Exclusion of a partner from a limited liability company – legal bases (part 1)
Publication / 08.07.2024
The exclusion of a partner from the company should be regarded as a kind of last resort in relations between partners. Such a demand can only be decided by the court at the request of all other partners, if the shares of the partners demanding exclusion constitute more than half of the share capital. The shares of the excluded partner must be taken over by the partners or third parties. The takeover price is determined by the court based on the actual value on the date of the lawsuit being served.
In the course of a lawsuit for the exclusion of a shareholder, it is necessary to prove the existence of so-called valid reasons concerning the shareholder in question, i.e. the shareholder to be excluded. Valid reasons may be, for example, the use of information acquired in the exercise of the right of control for competitive activities, failure to fulfill the imposed obligation to make surcharges, failure to perform repeated non-monetary services stipulated in the articles of association, or the inability to interact with a partner without conflict, resulting from interpersonal relations within the company. The grounds for exclusion may be acting to the company’s detriment, a partner’s failure to implement resolutions, undertaking competitive activities, abusing the right of individual control, violating the principles of loyalty to the company, failure to cooperate in the adoption of resolutions, illness, etc.

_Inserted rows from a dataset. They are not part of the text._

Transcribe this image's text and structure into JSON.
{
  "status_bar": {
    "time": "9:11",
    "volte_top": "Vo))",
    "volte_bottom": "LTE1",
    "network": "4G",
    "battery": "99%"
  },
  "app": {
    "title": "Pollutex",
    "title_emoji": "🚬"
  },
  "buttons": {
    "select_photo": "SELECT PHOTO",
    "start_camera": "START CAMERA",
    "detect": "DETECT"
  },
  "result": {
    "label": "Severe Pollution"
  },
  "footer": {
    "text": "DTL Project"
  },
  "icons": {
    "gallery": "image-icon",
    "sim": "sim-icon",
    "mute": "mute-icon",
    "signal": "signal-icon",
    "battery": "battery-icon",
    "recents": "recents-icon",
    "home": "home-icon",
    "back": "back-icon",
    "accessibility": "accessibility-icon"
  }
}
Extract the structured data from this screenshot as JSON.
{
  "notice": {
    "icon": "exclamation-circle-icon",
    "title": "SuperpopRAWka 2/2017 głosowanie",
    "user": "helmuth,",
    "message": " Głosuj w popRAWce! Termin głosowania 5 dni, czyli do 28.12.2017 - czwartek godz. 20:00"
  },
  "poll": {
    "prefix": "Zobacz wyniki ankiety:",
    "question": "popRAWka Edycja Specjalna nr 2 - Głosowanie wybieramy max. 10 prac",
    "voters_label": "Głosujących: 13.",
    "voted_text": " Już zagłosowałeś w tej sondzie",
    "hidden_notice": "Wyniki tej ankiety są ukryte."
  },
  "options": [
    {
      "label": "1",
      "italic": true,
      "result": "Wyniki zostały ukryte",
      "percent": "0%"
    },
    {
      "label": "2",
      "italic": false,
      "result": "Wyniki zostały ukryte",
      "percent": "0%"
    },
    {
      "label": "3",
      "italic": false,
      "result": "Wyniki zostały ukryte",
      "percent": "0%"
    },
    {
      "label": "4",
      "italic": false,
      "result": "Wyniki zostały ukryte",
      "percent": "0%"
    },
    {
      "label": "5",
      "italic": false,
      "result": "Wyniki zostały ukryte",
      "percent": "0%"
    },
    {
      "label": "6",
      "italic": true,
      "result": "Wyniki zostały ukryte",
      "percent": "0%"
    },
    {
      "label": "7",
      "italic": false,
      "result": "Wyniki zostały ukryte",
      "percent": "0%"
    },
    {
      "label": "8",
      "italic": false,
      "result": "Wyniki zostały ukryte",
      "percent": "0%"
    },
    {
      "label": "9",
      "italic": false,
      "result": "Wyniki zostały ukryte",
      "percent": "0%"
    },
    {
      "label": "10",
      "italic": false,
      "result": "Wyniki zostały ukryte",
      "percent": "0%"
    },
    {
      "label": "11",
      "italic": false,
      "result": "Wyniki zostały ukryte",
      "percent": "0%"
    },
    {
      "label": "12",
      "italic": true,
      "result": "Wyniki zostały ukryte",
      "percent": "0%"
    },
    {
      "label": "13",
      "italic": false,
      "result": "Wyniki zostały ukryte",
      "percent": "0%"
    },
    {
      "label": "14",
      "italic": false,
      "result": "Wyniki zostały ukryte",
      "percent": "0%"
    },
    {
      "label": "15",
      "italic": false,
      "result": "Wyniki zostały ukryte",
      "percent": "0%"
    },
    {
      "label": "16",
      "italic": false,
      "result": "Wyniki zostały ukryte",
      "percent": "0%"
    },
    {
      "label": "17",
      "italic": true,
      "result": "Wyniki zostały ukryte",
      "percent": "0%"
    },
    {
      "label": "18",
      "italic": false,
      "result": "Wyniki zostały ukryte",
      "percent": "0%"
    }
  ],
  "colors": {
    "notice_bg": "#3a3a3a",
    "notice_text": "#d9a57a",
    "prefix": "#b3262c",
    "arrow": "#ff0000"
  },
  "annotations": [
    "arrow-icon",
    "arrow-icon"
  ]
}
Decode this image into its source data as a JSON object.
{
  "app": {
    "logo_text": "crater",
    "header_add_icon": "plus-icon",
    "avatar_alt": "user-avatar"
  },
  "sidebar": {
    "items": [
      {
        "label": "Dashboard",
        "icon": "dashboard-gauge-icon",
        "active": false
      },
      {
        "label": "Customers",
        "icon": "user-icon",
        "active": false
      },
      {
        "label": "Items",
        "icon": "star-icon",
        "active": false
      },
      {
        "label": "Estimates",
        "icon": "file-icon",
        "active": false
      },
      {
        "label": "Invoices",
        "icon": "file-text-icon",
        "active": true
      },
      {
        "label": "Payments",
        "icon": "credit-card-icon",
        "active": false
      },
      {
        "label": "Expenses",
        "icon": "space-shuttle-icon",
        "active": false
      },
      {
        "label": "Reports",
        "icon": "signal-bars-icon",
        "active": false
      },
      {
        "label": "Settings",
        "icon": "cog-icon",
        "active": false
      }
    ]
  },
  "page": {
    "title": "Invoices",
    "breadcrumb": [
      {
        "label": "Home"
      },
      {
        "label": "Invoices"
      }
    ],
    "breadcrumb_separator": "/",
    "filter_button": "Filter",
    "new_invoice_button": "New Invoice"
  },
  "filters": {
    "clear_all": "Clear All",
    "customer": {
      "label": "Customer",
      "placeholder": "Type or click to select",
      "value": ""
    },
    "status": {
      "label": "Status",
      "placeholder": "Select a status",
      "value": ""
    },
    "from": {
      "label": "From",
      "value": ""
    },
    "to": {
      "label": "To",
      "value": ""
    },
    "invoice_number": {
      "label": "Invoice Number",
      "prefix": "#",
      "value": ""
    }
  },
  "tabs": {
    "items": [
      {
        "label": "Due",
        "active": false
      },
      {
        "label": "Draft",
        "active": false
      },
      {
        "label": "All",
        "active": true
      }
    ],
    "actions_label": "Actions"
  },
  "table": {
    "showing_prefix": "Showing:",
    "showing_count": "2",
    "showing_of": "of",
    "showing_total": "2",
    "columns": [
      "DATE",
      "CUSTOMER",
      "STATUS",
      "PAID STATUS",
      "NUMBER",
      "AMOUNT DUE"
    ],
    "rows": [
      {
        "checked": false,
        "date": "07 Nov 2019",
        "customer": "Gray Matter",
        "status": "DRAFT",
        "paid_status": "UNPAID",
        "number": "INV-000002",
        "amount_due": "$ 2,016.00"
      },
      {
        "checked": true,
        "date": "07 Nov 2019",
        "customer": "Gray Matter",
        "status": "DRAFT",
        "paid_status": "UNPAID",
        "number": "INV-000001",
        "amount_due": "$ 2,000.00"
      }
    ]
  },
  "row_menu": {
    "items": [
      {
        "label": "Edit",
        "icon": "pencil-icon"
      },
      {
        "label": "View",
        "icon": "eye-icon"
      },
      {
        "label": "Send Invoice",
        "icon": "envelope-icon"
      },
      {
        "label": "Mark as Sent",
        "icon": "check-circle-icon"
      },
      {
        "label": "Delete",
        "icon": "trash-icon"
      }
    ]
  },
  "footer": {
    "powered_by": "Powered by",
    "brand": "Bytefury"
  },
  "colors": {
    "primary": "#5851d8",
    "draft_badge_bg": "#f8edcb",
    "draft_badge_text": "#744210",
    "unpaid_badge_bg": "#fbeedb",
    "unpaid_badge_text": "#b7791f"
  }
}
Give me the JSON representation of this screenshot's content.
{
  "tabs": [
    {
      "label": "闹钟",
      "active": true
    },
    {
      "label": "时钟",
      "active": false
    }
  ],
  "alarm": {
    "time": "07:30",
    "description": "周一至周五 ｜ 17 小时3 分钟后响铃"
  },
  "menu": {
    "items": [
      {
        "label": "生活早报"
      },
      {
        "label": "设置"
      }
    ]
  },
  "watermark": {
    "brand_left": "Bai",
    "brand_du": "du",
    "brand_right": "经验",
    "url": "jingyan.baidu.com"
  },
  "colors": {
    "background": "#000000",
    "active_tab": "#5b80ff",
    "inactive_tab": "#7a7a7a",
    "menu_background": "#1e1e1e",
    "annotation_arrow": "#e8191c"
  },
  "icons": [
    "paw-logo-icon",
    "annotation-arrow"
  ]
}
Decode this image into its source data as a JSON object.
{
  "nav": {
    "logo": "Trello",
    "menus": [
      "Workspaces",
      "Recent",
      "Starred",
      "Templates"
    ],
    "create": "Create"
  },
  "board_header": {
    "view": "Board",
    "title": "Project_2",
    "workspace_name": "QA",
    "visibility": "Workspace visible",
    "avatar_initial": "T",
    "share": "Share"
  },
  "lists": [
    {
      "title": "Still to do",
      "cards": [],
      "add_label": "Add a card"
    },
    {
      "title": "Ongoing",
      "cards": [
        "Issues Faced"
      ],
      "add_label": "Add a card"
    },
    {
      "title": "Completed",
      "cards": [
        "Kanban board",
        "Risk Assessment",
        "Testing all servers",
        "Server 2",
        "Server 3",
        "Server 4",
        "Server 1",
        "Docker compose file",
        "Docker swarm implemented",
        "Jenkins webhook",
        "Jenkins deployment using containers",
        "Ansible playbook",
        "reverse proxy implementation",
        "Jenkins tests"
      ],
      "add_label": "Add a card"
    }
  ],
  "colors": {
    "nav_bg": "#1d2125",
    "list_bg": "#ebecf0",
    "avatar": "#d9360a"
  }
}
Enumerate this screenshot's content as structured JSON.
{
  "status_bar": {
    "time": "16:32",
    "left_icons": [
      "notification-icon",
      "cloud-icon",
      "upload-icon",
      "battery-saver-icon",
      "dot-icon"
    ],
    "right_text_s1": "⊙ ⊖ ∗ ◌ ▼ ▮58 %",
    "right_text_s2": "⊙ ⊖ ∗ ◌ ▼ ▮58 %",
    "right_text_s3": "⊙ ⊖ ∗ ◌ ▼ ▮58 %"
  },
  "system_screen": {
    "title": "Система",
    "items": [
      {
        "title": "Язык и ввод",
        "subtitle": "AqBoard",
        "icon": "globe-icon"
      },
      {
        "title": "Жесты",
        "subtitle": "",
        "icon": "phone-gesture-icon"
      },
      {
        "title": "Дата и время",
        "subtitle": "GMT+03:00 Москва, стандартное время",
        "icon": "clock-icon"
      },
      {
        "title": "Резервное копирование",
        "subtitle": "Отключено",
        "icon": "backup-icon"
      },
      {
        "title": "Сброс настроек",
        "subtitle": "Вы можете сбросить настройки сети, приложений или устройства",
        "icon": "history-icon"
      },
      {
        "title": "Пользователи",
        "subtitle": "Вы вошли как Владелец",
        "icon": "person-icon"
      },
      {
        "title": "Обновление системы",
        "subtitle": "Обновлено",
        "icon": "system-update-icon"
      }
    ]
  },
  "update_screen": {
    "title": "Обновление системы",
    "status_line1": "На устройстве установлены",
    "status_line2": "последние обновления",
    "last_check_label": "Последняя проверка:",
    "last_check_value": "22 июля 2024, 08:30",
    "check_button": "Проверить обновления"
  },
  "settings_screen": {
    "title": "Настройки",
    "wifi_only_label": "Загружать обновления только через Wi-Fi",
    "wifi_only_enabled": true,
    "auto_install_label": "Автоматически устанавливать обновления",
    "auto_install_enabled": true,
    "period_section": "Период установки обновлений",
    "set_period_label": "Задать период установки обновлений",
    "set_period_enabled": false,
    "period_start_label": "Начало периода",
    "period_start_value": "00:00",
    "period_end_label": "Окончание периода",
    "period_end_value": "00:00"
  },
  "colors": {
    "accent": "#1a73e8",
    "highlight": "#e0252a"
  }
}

In any case, however, it must be borne in mind that a valid reason is such a circumstance that makes it possible to conclude that the company’s business in its existing personnel composition will be highly impeded or even impossible. In other words, in a possible exclusion lawsuit, it would have to be shown that the circumstance that allows the exclusion of a shareholder is also one that makes it significantly difficult or impossible for the company to conduct its business. Thus, it would not be sufficient to show that there are conflicts between the partners requesting exclusion and the excluded partner. It must then be proven that these conflicts significantly destabilize the company, making it significantly difficult or impossible for the company to conduct its business.
It should also be borne in mind that the described demand must not be treated as a way to get rid of an inconvenient shareholder from the company. In a possible trial, the court will evaluate the demand for exclusion from this angle as well.